Standpunkt
Was für ein Paukenschlag!
Der Kita-Bereich ist im Konjunkturpaket nicht ausreichend berücksichtigt, kritisiert Frank Jansen.
Zweifelsohne: Kitas sind für Kinder und Familien unverzichtbar. Weitgehend unumstritten ist auch, dass das Bildungs- und Betreuungsangebot so schnell wie möglich wieder hochzufahren ist, schrittweise und verantwortungsvoll. Nicht hinnehmbar ist aber die fast schon grenzenlose Begeisterung in der Koalition über ihr am 3. Juni 2020 selbst geschnürtes Konjunkturpaket »Corona-Folgen bekämpfen, Wohlstand sichern, Zukunftsfähigkeit stärken«. Auf Seite 6 steht, was man sich für uns ausgedacht hat, worin der scheinbar dringlichste Handlungsbedarf besteht: »Um im Bereich der Kindergärten, Kitas und Krippen den Kapazitätsausbau zu fördern und Erweiterungen, Um- und Neubauten zu fördern, werden eine Milliarde Euro zusätzlich für Ausbaumaßnahmen bereitgestellt, die in 2020 und 2021 stattfinden.

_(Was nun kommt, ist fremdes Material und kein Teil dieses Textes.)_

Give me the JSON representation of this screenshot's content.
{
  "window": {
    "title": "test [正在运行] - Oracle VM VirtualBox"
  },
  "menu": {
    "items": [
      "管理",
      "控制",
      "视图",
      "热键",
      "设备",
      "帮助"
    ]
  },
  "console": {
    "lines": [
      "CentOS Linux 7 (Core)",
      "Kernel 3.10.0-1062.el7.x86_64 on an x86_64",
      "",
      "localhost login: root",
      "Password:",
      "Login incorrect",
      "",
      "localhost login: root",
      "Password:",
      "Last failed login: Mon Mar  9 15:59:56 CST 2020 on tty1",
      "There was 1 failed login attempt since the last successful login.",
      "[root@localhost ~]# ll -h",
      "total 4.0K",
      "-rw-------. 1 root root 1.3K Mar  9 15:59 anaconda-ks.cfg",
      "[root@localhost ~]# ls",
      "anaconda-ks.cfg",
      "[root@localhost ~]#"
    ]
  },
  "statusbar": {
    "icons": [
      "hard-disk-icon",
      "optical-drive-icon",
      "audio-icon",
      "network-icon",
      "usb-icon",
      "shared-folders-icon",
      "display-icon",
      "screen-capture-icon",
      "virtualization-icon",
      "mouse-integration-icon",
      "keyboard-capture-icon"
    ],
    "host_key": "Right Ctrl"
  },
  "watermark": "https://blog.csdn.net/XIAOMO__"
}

Die Mittel können auch für Umbaumaßnahmen zur Verbesserung der Hygienesituation eingesetzt werden.«
Was für eine Ignoranz angesichts der Erfahrung, dass Kitas gerade in Krisenzeiten nicht wegzudenken sind! Wenn durch das Konjunkturpaket die Zukunftsfähigkeit unserer Gesellschaft gestärkt werden soll, dann müssen die, die ein solches Investitionsprogramm entwickeln und verabschieden, schon etwas genauer hinschauen. Es gibt da bereits bekannte, aber nun noch sehr viel eklatanter an der Oberfläche aufgetauchte Herausforderungen. Um nur einige zu nennen:
Erstens: Es fehlt hinten und vorne an Fachkräften. Und diese Tatsache wiegt umso schwerer, wenn dann auch noch Kolleginnen und Kollegen ausfallen, weil sie einer Risikogruppe angehören. Investitionen in den Ausbau der Plätze sind notwendig, aber doch wohl nicht so wichtig wie Investitionen ins Personal. Die seit langem geforderte Verbesserung der Rahmenbedingungen würde einen Beruf in der Kindertagesbetreuung attraktiver machen und das Problem lindern. Gelder für die zweite Welle der Fachkräfteoffensive des Bundes wären sinnvoller, als diese aus finanziellen Gesichtspunkten einfach zu streichen. Eine Finanzierung von zusätzlichen nicht-pädagogischen Kräften ist dringend erforderlich. In dieser Zeit schwerpunktmäßig auf den Ausbau des Angebots zu setzen, ist nicht nur unbedarft, sondern verschärft das Problem.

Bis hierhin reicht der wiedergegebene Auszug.